General Motors and China's SAIC (Shanghai Automotive Industry Corporation) will be jointly developing a range of 3-cylinder turbo-charged petrol engines to be future-ready.
These engines will be having 1.2, 1.4 and 1.5 liter capacities and are forced induced with help from OEM turbochargers.
The new engines, complying to stricter emission norms, will be built in Shenyang, China where a new manufacturing facility is under construction. The maximum output rate of this plant is 450,000 engines per year.

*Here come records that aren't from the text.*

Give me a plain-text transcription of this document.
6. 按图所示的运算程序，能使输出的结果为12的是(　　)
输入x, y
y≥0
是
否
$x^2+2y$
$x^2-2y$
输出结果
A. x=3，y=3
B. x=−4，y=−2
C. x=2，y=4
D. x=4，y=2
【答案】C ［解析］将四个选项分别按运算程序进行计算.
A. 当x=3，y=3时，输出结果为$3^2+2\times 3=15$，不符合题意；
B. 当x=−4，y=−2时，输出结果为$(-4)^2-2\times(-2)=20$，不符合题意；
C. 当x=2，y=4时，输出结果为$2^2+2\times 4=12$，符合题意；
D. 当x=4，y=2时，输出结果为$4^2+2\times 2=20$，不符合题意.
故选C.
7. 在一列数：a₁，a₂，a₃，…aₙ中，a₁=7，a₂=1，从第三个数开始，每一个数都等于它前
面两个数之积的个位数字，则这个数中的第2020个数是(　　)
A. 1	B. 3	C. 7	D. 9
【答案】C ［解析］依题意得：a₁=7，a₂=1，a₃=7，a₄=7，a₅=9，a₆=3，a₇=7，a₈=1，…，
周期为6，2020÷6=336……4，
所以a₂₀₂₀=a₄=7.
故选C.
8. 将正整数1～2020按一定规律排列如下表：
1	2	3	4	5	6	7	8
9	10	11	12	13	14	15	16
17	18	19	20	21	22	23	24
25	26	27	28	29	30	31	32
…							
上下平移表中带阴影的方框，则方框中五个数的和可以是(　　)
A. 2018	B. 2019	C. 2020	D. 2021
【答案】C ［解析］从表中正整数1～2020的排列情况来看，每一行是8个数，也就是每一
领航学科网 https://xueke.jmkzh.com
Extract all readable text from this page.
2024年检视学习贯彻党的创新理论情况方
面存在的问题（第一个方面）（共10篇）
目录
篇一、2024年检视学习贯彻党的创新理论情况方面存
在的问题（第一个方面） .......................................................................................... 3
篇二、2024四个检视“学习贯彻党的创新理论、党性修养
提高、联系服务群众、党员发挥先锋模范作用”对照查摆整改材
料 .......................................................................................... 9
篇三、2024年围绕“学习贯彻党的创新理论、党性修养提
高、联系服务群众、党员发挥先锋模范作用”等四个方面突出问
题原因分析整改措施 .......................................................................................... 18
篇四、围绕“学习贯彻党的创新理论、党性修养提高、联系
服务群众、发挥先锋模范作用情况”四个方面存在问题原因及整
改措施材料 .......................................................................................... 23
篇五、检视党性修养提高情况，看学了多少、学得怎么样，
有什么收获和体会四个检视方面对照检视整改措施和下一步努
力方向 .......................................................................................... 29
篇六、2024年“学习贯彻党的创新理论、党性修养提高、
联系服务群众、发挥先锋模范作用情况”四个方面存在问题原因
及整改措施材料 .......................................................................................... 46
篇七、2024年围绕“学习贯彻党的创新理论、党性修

Production commences at the end of 2013.
Why is it important to us?
The new engine series developed by GM & SAIC will be used in the Opel Adam, Chevrolet Cruze, Chevrolet Sail and Aveo, SAIC Roewe 350 and MG3. This corresponds to the fact that the Chinese are venturing into world markets. The Sails, Honguangs and HonTus are gearing up to sail the world.
We expect the Cruze, Sail and Sonic to get these engines late in the lifecycles.
Why is GM developing these engines?
General Motors is a pioneer in turbocharging petrol engines. They developed the first turbocharged petrol engine (production model) in 1962 which was used in the Corvair Monza Spyder, then after several mechanical troubles halted its journey. BMW came with a turbo petrol using the 2002 turbo in 1973, followed by Porsche's epic 911 Turbo in 1974.
Turbochargers were used to extract performance from a car. In recent years manufacturers consider the turbo as a tool to meet emission standards without compromising on the fun aspect of the driving. Ford India will be the first company to introduce a turbo-petrol in the affordable segment when the Ecoboost-powered EcoSport reaches dealers in early 2013.
Image - Chevrolet S-TEC II naturally aspirated mill, used only for illustrative purpose.